The reason both these examples are centered around the clergy collar is also that wearing the clergy collar is going to be my spiritual discipline this season of Lent. I like to add a practice for this season instead of taking something away, as is the tradition of how we usually talk about Lent. For me, adding something feels more empowering. You can do either. The point isn’t the how, but the what of the practice. Does it draw you closer to healing justice? Does it draw you closer to the Divine in yourself, in others, in the world? Does it challenge you in some way beyond the ordinary of your day to day life?
For me, the collar is all of this. From the first day I wore it back with Pam, I recognized that it changed how people interacted me – for better and worse, but always meaningfully and in ways that challenged me. You all know this collar primarily as my protest collar. I wear it most often at protests to make my clergy presence known when it matters – like at Pride parades where it can be a startlingly healing accompaniment to a rainbow feather boa.
But what will happen when I meet one of your for coffee at Common Roots and I’m wearing the collar? What random conversation might I have with a stranger because I’m wearing it? I have no idea. I’m sure this will make me uncomfortable. It’s an outing of sorts. There’s no hiding my clerginess, which is something I want to do regularly, especially as white Christian supremacists rage on their violence. But it will also force me to confront the piece of identity I share with those violent extremists in new ways, following Jesus to resist those abuses of powers.
Of course, if for you too, the collar is triggering, I will take it off. It is a symbol of clergy power, not my actual power. I think of it more along the lines of drag, anyway. Drag, as in drag queens, is meant to exaggerate traditional understandings of gender and in doing so denaturalize our relationship to it. In other words, it’s supposed to make us see gender differently, often with humor and joy and excessive glitter, so we can have a more conscious relationship to it. I wear my collar similarly, to make clergy power visible in ways that make us pause, maybe laugh, and ultimately have a more conscious relationship to it. Hence my nails. Have you noticed my clergy collar nails? They are supposed to be funny. It’s ok to laugh.
And then there is another dimension of why I’m wearing the collar this month also. As a young queer woman, I have literally been asked while wearing the collar if it’s a costume – so resistant are some brains to seeing me as a pastor. On my body, the collar is a form of resistance to misogyny and heterosexism. It is a statement for me, as Rev. Hannah said, of who sent me. It is part of the healing and the justice I need these days.

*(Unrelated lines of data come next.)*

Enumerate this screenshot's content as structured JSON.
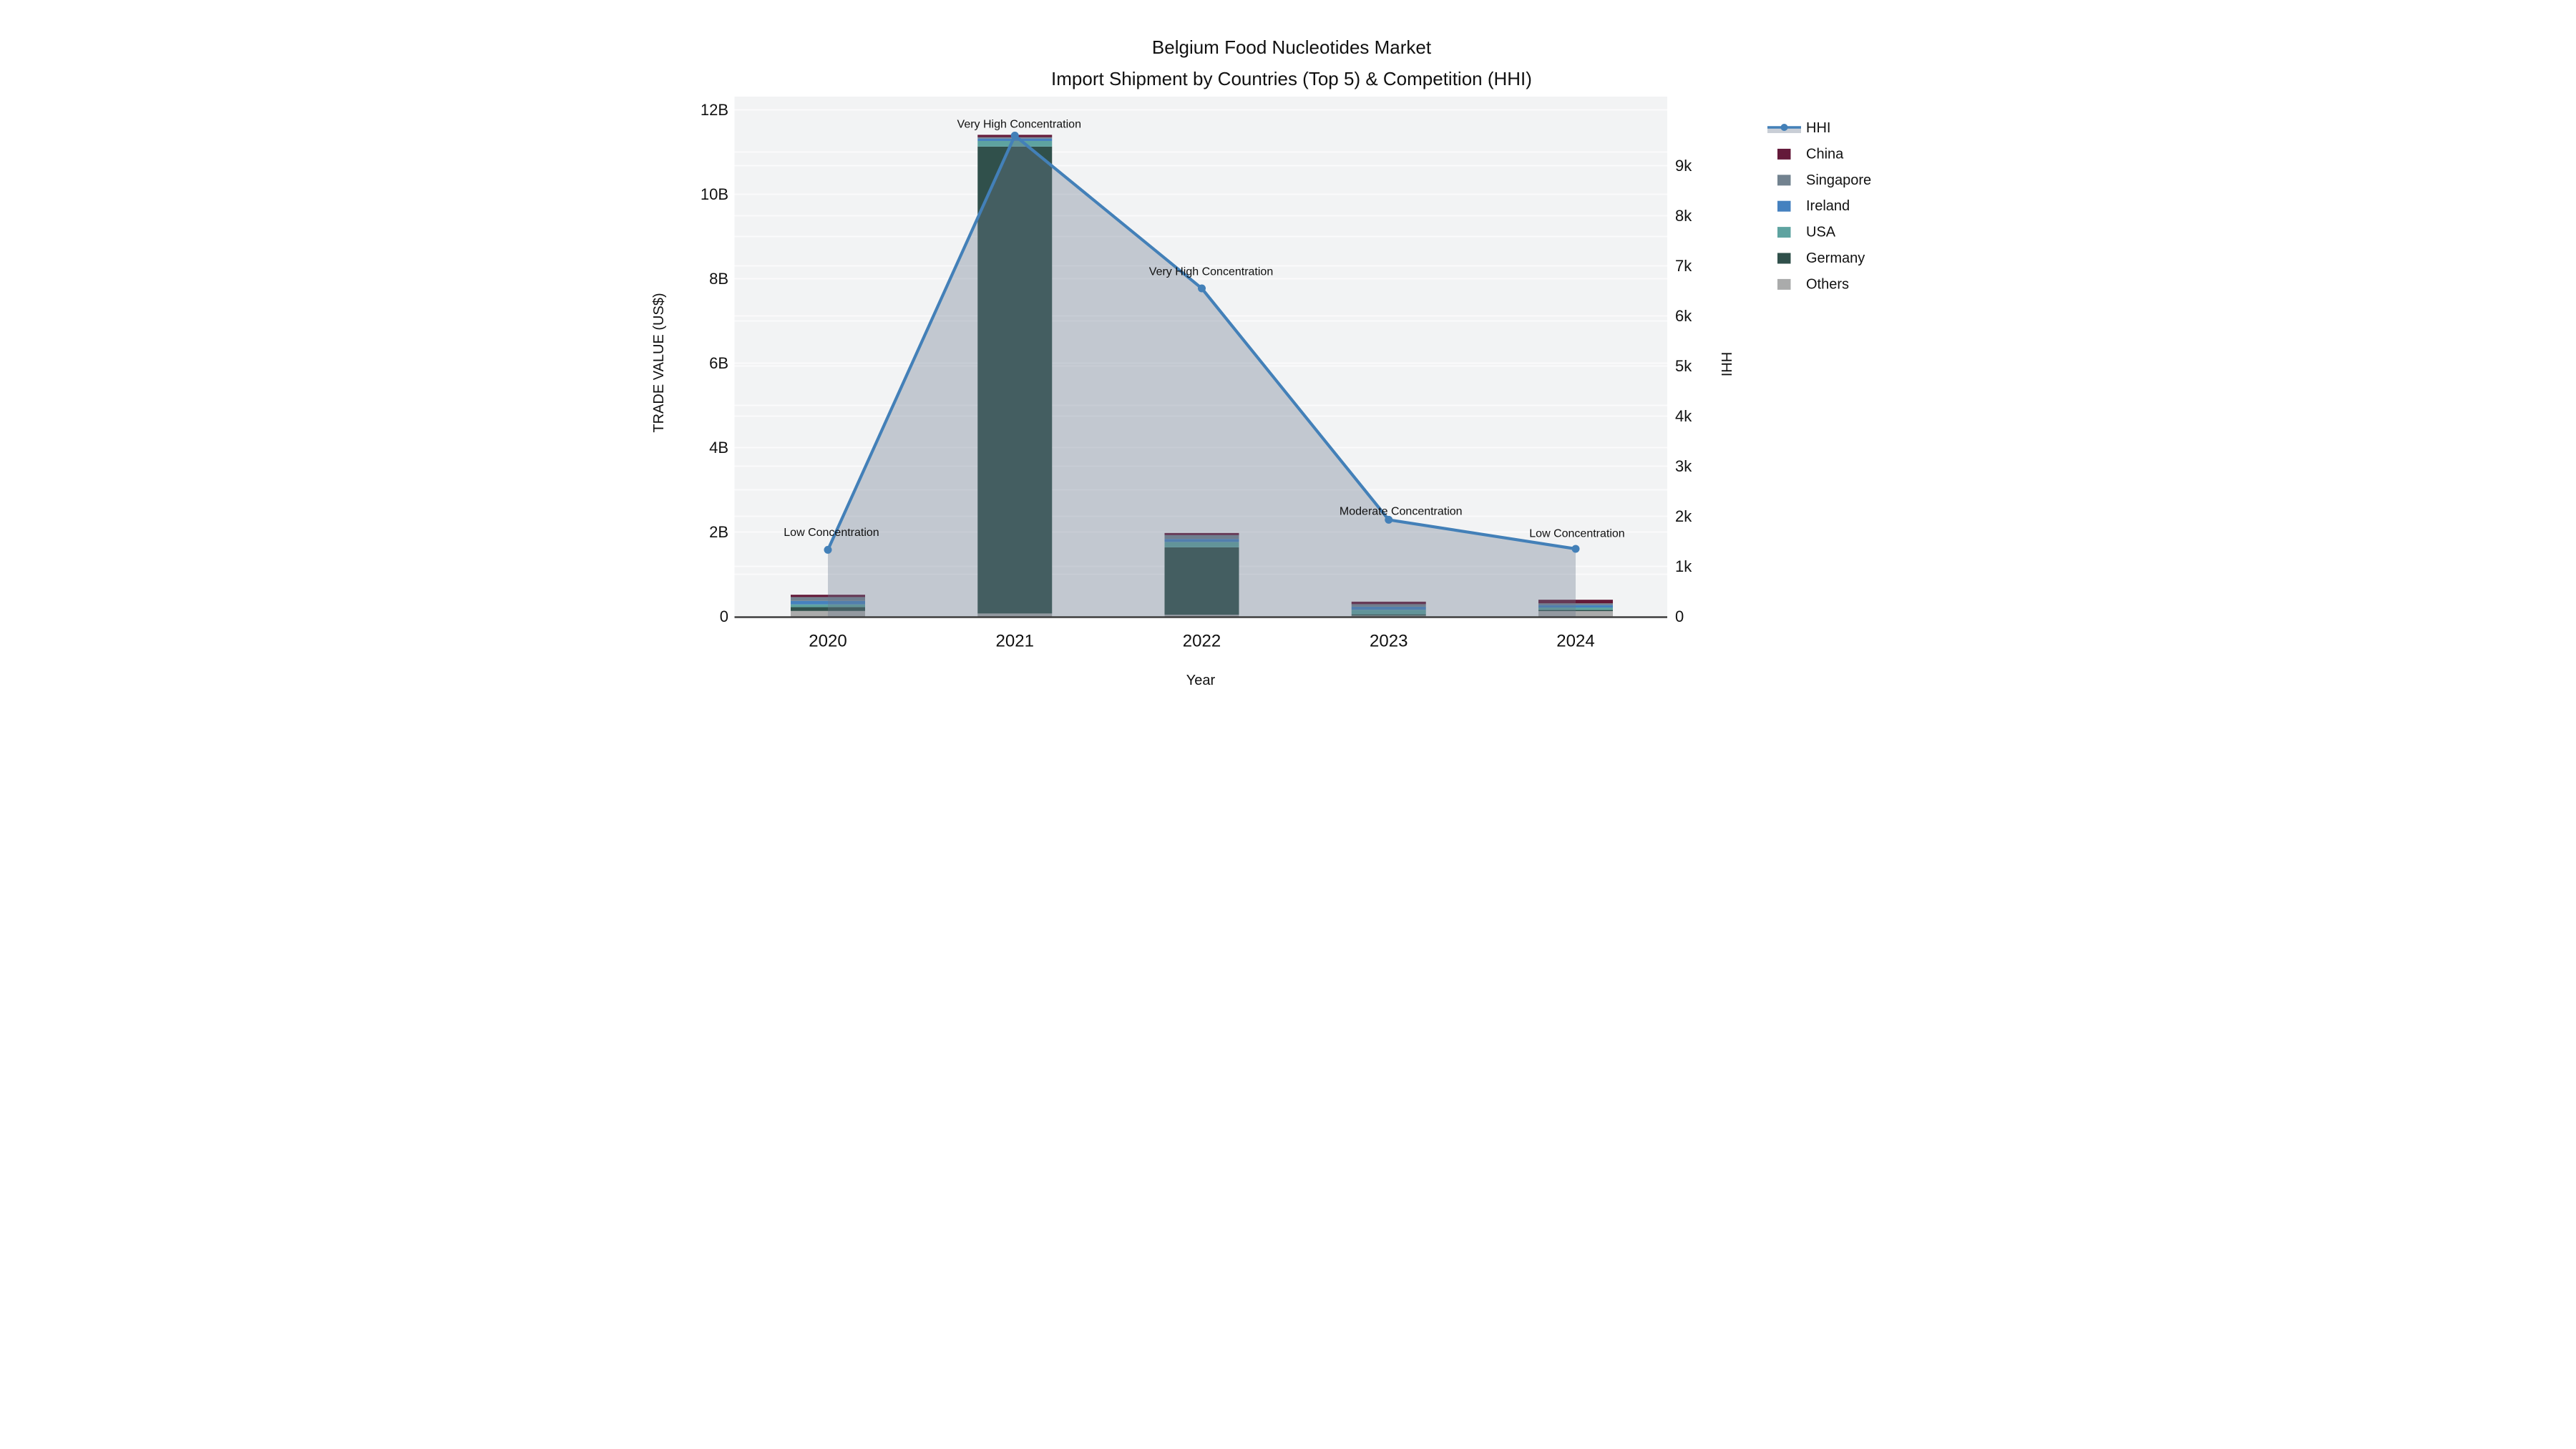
{
  "chart_data": {
    "type": [
      "bar",
      "line"
    ],
    "title_line1": "Belgium Food Nucleotides Market",
    "title_line2": "Import Shipment by Countries (Top 5) & Competition (HHI)",
    "xlabel": "Year",
    "ylabel_left": "TRADE VALUE (US$)",
    "ylabel_right": "HHI",
    "categories": [
      "2020",
      "2021",
      "2022",
      "2023",
      "2024"
    ],
    "bar_unit": "billion US$",
    "bar_series_bottom_to_top": [
      {
        "name": "Others",
        "color": "#aaabab",
        "values": [
          0.13,
          0.07,
          0.042,
          0.02,
          0.127
        ]
      },
      {
        "name": "Germany",
        "color": "#30504b",
        "values": [
          0.09,
          11.06,
          1.596,
          0.029,
          0.028
        ]
      },
      {
        "name": "USA",
        "color": "#5ea3a0",
        "values": [
          0.066,
          0.133,
          0.127,
          0.109,
          0.057
        ]
      },
      {
        "name": "Ireland",
        "color": "#4581bf",
        "values": [
          0.083,
          0.056,
          0.071,
          0.072,
          0.057
        ]
      },
      {
        "name": "Singapore",
        "color": "#72828f",
        "values": [
          0.09,
          0.033,
          0.09,
          0.06,
          0.042
        ]
      },
      {
        "name": "China",
        "color": "#641a3a",
        "values": [
          0.055,
          0.056,
          0.051,
          0.06,
          0.085
        ]
      }
    ],
    "line_series": {
      "name": "HHI",
      "color": "#4380b8",
      "fill_color": "rgba(106,120,140,0.35)",
      "values": [
        1330,
        9600,
        6550,
        1930,
        1350
      ]
    },
    "annotations": [
      {
        "year": "2020",
        "text": "Low Concentration"
      },
      {
        "year": "2021",
        "text": "Very High Concentration"
      },
      {
        "year": "2022",
        "text": "Very High Concentration"
      },
      {
        "year": "2023",
        "text": "Moderate Concentration"
      },
      {
        "year": "2024",
        "text": "Low Concentration"
      }
    ],
    "left_axis": {
      "ticks": [
        {
          "label": "0",
          "value": 0
        },
        {
          "label": "2B",
          "value": 2
        },
        {
          "label": "4B",
          "value": 4
        },
        {
          "label": "6B",
          "value": 6
        },
        {
          "label": "8B",
          "value": 8
        },
        {
          "label": "10B",
          "value": 10
        },
        {
          "label": "12B",
          "value": 12
        }
      ],
      "grid_max": 12,
      "grid_step": 1
    },
    "right_axis": {
      "ticks": [
        {
          "label": "0",
          "value": 0
        },
        {
          "label": "1k",
          "value": 1000
        },
        {
          "label": "2k",
          "value": 2000
        },
        {
          "label": "3k",
          "value": 3000
        },
        {
          "label": "4k",
          "value": 4000
        },
        {
          "label": "5k",
          "value": 5000
        },
        {
          "label": "6k",
          "value": 6000
        },
        {
          "label": "7k",
          "value": 7000
        },
        {
          "label": "8k",
          "value": 8000
        },
        {
          "label": "9k",
          "value": 9000
        }
      ],
      "grid_max": 9000,
      "grid_step": 1000
    },
    "legend": [
      {
        "label": "HHI",
        "color": "#4380b8",
        "glyph": "line",
        "band_color": "#c9ced6"
      },
      {
        "label": "China",
        "color": "#641a3a",
        "glyph": "swatch"
      },
      {
        "label": "Singapore",
        "color": "#72828f",
        "glyph": "swatch"
      },
      {
        "label": "Ireland",
        "color": "#4581bf",
        "glyph": "swatch"
      },
      {
        "label": "USA",
        "color": "#5ea3a0",
        "glyph": "swatch"
      },
      {
        "label": "Germany",
        "color": "#30504b",
        "glyph": "swatch"
      },
      {
        "label": "Others",
        "color": "#aaabab",
        "glyph": "swatch"
      }
    ],
    "colors": {
      "plot_bg": "#f2f3f4",
      "grid": "#fbfbfc",
      "axis_line": "#3d3d3d",
      "text": "#111111"
    }
  }
}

As we dive into this season of Lent, I have some questions for you. What healing do you need? What justice do you seek through your resistance to the powers that taunt you? Where does that healing meet that justice? What practices can you play with in this season that help you remember you are made in the image of God and no other power can heighten or diminish that power? I don’t know the answers for you. But may you have the strength to live the questions this season of wilderness wandering. Amen.